嫌がらせレベルにエスカレート

ある気持ちのいい晴天の朝、布団と枕を干した。午後に布団を取り込もうとしたら、枕や布団が何やら茶色っぽい水で濡れている。「えっ、また上の階から?」。枕を抱えて上階のベルを押す。奥さんは前回同様、子どもを抱いて出てきた。

「茶色い水がかかっていて……」。彼女は覗き込むように枕を見て、子どもに話しかける。「何かなぁ、わかる~?わかんないよねえ~」。

語尾を伸ばす話し方にムカッときた私は、「おしっこじゃありませんよね?」と反射的に尋ねていた。

すると子どもに、「おしっこだって。
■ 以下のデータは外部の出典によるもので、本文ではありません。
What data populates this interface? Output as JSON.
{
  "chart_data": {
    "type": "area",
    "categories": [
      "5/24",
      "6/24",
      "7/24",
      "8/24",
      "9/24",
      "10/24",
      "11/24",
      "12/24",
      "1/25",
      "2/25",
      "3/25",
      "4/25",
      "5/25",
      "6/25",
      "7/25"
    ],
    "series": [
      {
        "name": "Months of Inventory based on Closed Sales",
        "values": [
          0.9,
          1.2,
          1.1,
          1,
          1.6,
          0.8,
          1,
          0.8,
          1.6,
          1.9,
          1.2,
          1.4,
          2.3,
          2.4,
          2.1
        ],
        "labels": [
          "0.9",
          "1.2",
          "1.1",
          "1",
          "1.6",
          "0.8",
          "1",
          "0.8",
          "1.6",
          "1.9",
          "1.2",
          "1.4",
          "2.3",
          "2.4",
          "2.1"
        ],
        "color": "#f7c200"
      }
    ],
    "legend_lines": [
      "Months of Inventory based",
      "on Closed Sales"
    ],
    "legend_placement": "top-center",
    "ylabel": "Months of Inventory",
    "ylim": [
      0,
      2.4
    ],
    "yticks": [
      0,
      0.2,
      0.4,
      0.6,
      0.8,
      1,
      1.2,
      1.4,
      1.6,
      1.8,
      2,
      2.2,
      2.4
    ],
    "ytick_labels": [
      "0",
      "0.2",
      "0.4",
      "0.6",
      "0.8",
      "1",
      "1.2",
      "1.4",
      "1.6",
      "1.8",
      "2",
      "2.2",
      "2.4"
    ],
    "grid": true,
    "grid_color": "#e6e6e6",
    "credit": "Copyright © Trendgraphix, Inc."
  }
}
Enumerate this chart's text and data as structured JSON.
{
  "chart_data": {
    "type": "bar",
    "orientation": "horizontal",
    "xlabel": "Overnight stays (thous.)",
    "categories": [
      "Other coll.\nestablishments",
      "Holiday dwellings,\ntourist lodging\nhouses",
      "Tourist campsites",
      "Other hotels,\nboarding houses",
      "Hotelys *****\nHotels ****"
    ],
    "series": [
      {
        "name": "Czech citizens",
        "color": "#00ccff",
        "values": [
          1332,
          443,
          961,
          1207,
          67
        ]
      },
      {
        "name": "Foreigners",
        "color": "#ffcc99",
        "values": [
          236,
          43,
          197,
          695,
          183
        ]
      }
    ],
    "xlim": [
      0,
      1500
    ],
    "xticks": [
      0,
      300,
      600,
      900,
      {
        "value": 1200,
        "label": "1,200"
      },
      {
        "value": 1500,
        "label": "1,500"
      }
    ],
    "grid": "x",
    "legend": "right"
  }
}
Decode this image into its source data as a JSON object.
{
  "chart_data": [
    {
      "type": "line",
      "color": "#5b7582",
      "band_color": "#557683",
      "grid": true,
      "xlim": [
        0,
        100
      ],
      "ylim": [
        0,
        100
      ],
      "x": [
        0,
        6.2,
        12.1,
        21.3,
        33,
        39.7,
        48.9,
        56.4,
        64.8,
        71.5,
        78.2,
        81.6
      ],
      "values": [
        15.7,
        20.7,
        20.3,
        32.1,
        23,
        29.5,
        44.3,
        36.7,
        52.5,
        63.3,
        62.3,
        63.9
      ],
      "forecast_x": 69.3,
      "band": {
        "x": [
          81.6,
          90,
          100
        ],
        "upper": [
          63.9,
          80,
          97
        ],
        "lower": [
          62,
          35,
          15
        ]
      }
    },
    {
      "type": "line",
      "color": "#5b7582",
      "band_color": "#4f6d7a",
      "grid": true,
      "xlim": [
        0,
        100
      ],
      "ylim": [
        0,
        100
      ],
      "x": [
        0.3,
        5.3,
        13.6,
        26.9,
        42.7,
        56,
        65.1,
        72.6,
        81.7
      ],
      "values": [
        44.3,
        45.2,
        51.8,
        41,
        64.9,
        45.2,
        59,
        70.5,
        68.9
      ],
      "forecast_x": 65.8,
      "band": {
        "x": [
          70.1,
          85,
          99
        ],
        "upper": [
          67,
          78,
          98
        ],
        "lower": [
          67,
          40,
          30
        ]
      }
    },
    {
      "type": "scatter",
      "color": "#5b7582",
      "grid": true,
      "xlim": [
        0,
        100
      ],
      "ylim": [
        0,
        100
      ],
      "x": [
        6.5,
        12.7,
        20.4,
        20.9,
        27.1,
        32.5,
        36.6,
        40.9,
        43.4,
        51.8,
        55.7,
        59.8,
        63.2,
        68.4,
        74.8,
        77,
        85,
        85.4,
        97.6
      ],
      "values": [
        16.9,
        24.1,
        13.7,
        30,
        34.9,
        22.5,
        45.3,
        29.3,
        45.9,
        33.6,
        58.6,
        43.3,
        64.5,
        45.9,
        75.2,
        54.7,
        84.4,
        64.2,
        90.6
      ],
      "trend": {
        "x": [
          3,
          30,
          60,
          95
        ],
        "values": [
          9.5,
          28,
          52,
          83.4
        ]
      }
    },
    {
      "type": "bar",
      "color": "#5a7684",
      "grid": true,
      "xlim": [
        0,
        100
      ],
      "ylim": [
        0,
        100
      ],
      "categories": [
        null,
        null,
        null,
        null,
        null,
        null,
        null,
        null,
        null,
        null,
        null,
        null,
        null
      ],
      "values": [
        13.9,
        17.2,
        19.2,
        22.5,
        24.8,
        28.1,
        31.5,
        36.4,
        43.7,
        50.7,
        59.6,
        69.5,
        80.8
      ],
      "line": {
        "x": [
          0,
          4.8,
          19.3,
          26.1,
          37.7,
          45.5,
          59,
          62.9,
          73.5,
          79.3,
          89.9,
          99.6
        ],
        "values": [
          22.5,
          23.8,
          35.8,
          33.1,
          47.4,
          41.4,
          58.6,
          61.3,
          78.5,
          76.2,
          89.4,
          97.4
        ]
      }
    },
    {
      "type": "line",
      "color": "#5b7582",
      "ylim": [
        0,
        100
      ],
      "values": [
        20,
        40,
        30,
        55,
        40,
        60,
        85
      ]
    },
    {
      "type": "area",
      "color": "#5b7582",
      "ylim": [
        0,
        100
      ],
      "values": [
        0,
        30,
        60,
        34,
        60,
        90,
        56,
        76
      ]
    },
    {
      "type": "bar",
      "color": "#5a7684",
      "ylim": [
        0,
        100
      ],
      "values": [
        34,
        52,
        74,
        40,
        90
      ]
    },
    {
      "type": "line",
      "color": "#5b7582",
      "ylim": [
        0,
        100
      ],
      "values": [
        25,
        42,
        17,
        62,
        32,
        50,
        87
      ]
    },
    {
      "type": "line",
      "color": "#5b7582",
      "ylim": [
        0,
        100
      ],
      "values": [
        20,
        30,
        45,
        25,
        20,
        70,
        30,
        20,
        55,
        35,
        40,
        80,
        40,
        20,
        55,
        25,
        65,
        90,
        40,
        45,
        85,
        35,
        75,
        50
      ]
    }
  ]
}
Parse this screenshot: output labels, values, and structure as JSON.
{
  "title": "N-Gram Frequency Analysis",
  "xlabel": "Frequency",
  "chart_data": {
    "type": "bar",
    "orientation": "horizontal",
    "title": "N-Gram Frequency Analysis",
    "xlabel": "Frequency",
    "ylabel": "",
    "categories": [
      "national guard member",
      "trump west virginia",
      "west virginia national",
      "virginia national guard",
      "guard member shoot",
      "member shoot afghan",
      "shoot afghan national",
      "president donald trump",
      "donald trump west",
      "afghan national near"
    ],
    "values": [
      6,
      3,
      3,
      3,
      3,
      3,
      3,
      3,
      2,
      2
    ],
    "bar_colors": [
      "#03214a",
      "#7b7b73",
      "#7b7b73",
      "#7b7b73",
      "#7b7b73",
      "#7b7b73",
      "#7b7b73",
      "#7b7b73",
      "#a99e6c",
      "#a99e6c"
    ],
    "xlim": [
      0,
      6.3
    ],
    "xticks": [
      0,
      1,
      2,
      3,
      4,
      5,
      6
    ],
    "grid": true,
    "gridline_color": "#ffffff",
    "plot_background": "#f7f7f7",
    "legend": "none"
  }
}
そんなことしないよね~」と言ったかと思うと私を睨みつけ、「そんなことしません!」と言い放ちバタンと扉を閉めた。私も「おしっこ」は少し飛躍しすぎたかなと思ったが、子ども言葉で遊ばれたことにイラッとして本心が出たのだ。

あの子がバケツか何かをひっくり返したのだろうか。二児の母である友人に電話して意見を聞いてみた。「子どもが何かをひっくり返したら気がつくし、まず謝りに行くわね。それに幼い子を一人ベランダで遊ばせる親はいないはず。子どものいたずらじゃない気がするけど」と友人。夫は、「気にしないほうがいい」と取り合ってくれない。

「おしっこ発言」が心外だったのだろうか、その後も頻繁に落下物が続いた。古いスリッパ、瓶の蓋、趣味の悪い女性下着……。もはや嫌がらせとしか思えない。もう落ちてくるものはそのまま下に落とすことにした。